Après l'accident du Saxetbach, la Confédération avait invité les cantons, les institutions et les organisations concernées à se prononcer sur les mesures à prendre dans le domaine des sports d'aventure et des activités à risques. Résultat, aucune instance n'avait jugé utile d'établir des dispositions légales.

L'OFS avait toutefois été chargé d'élaborer des directives visant à sécuriser spécifiquement le secteur du canyoning. Depuis, un groupe de travail a édicté les bases pour une harmonisation de la formation des moniteurs et un code de déontologie à l'intention de la profession.
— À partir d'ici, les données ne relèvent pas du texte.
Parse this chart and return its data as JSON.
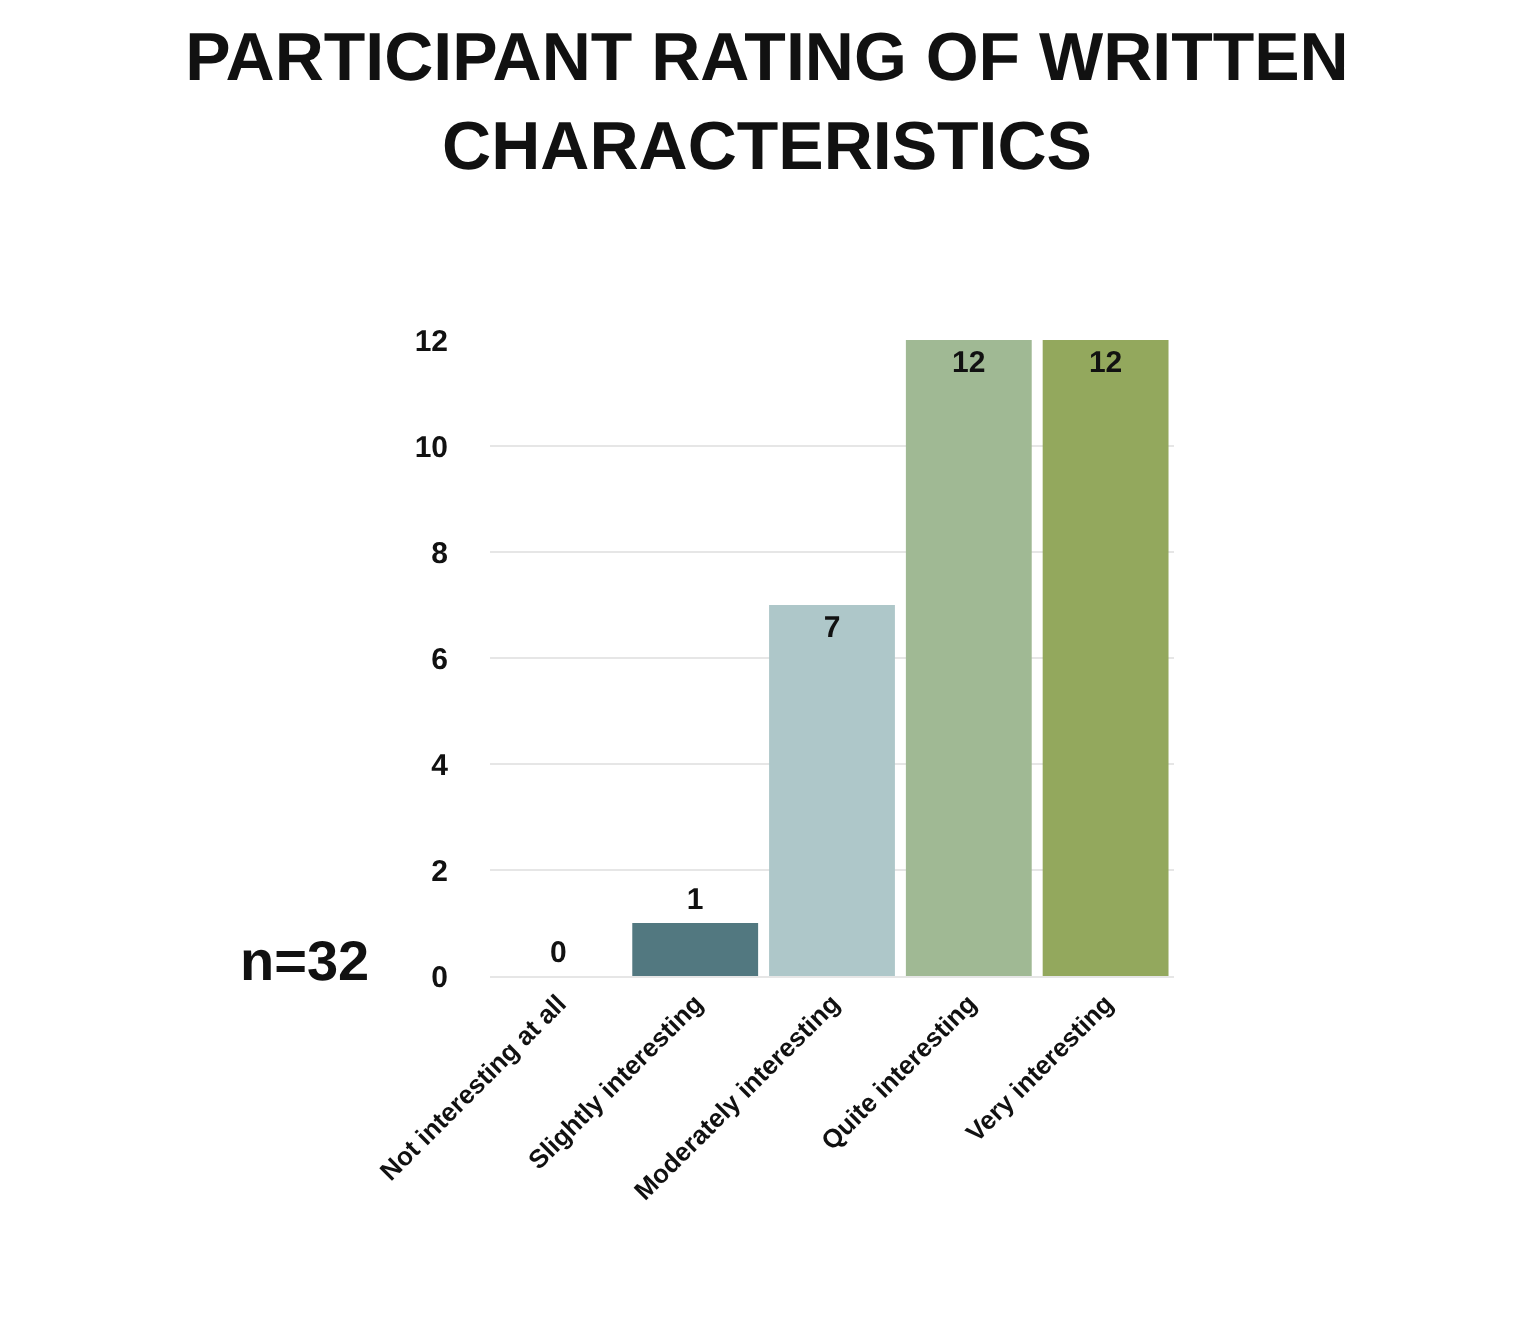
{
  "chart_data": {
    "type": "bar",
    "title": "PARTICIPANT RATING OF WRITTEN CHARACTERISTICS",
    "categories": [
      "Not interesting at all",
      "Slightly interesting",
      "Moderately interesting",
      "Quite interesting",
      "Very interesting"
    ],
    "values": [
      0,
      1,
      7,
      12,
      12
    ],
    "colors": [
      "#527880",
      "#527880",
      "#aec7c9",
      "#a0b994",
      "#93a85d"
    ],
    "ylim": [
      0,
      12
    ],
    "yticks": [
      0,
      2,
      4,
      6,
      8,
      10,
      12
    ],
    "grid": "y",
    "data_labels": true,
    "annotations": [
      "n=32"
    ]
  }
}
Aujourd'hui, à défaut de réglementation contraignante, les professionnels du canyoning ne sont donc soumis qu'à de simples mesures incitatives. «Il aurait fallu au moins trois ans pour aboutir à une législation adaptée, souligne Urs Baumgartner, vice-directeur de l'OFS. Le processus était trop long à mettre sur pied. Avec les directives que nous avons édictées, nous parvenons déjà à limiter les risques.»

L'OFS espère surtout que les événements de ces derniers mois - la tragédie du Saxetbach mais aussi l'accident de saut à l'élastique au Schilthorn qui a coûté la vie à un jeune américain - amèneront les prestataires de services à se responsabiliser.
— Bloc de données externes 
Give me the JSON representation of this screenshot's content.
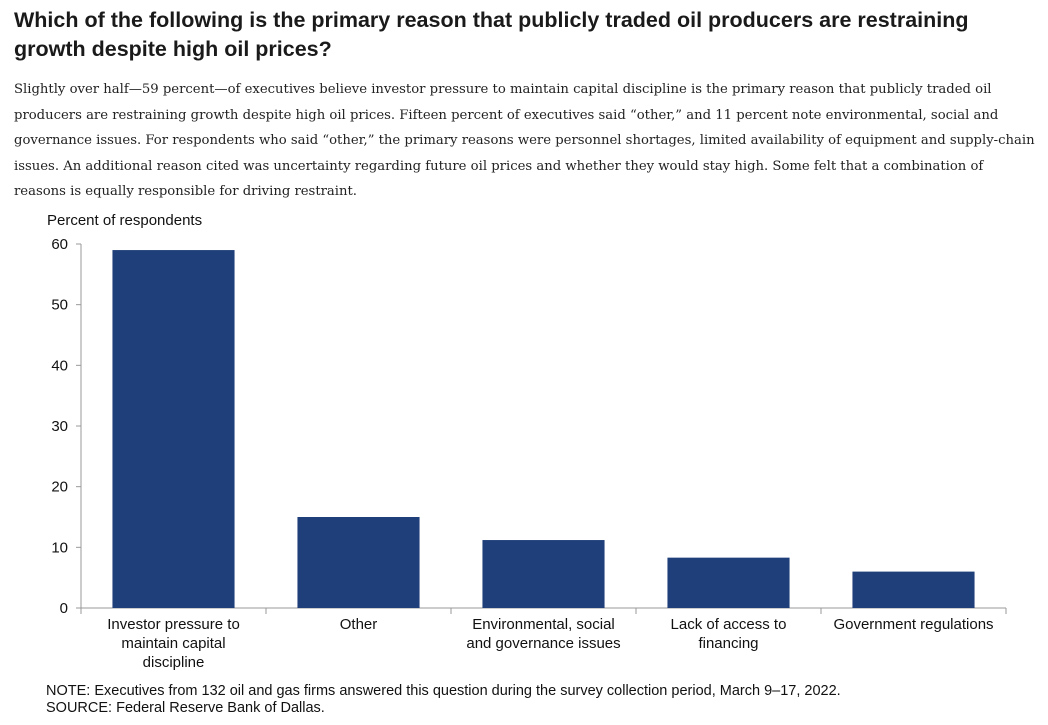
{
  "header": {
    "title": "Which of the following is the primary reason that publicly traded oil producers are restraining growth despite high oil prices?",
    "description": "Slightly over half—59 percent—of executives believe investor pressure to maintain capital discipline is the primary reason that publicly traded oil producers are restraining growth despite high oil prices. Fifteen percent of executives said “other,” and 11 percent note environmental, social and governance issues. For respondents who said “other,” the primary reasons were personnel shortages, limited availability of equipment and supply-chain issues. An additional reason cited was uncertainty regarding future oil prices and whether they would stay high. Some felt that a combination of reasons is equally responsible for driving restraint."
  },
  "chart_data": {
    "type": "bar",
    "ylabel": "Percent of respondents",
    "xlabel": "",
    "categories": [
      [
        "Investor pressure to",
        "maintain capital",
        "discipline"
      ],
      [
        "Other"
      ],
      [
        "Environmental, social",
        "and governance issues"
      ],
      [
        "Lack of access to",
        "financing"
      ],
      [
        "Government regulations"
      ]
    ],
    "values": [
      59,
      15,
      11.2,
      8.3,
      6
    ],
    "ylim": [
      0,
      60
    ],
    "yticks": [
      0,
      10,
      20,
      30,
      40,
      50,
      60
    ],
    "bar_color": "#1f3f7a",
    "grid": false
  },
  "notes": {
    "note": "NOTE: Executives from 132 oil and gas firms answered this question during the survey collection period, March 9–17, 2022.",
    "source": "SOURCE: Federal Reserve Bank of Dallas."
  }
}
Dans cette perspective, la mise sur pied d'un code de conduite paraît incontournable. «Une première version a d'ores et déjà été divulgué sur l'Internet, souligne Max Etter, président du groupe canyoning. Mais le texte définitif ne devrait être finalisé qu'à la fin de l'année prochaine».

L'objectif est d'aboutir à une charte qui serait signée par les diverses sociétés actives dans le domaine. Le texte fixe notamment les mesures de sécurité à observer et les conditions à respecter pour pratiquer le canyoning de manière professionnelle.

Jusqu'ici, seules cinq sociétés ont signé une première mouture. «Une des clauses de notre texte pose problème, avoue Max Etter. Nous demandons notamment que les entreprises de canyoning contractent une assurance-accident journalière pour leurs clients étrangers. Il faut maintenant négocier cet aspect.»

En définitive, l'OFS espère que les sociétés qui n'auront pas signé ce texte perdront de facto toute crédibilité auprès des autorités et surtout du public.

Pour sa part, le canton de Berne se montre moins optimiste. Raison pour laquelle, il préconise un contrôle supplémentaire. «Un organe indépendant pourrait être chargé de cette tâche, suggère Stefan Reichen, chef de l'état major de l'Office du développement économique du canton de Berne. Par ailleurs, nous envisageons la création d'une fondation qui serait chargée de remettre des labels de qualité ou de sécurité aux sociétés actives dans le domaine du sport extrême».

Le canton de Berne espère que ce modèle pourra être opérationnel dès 2001.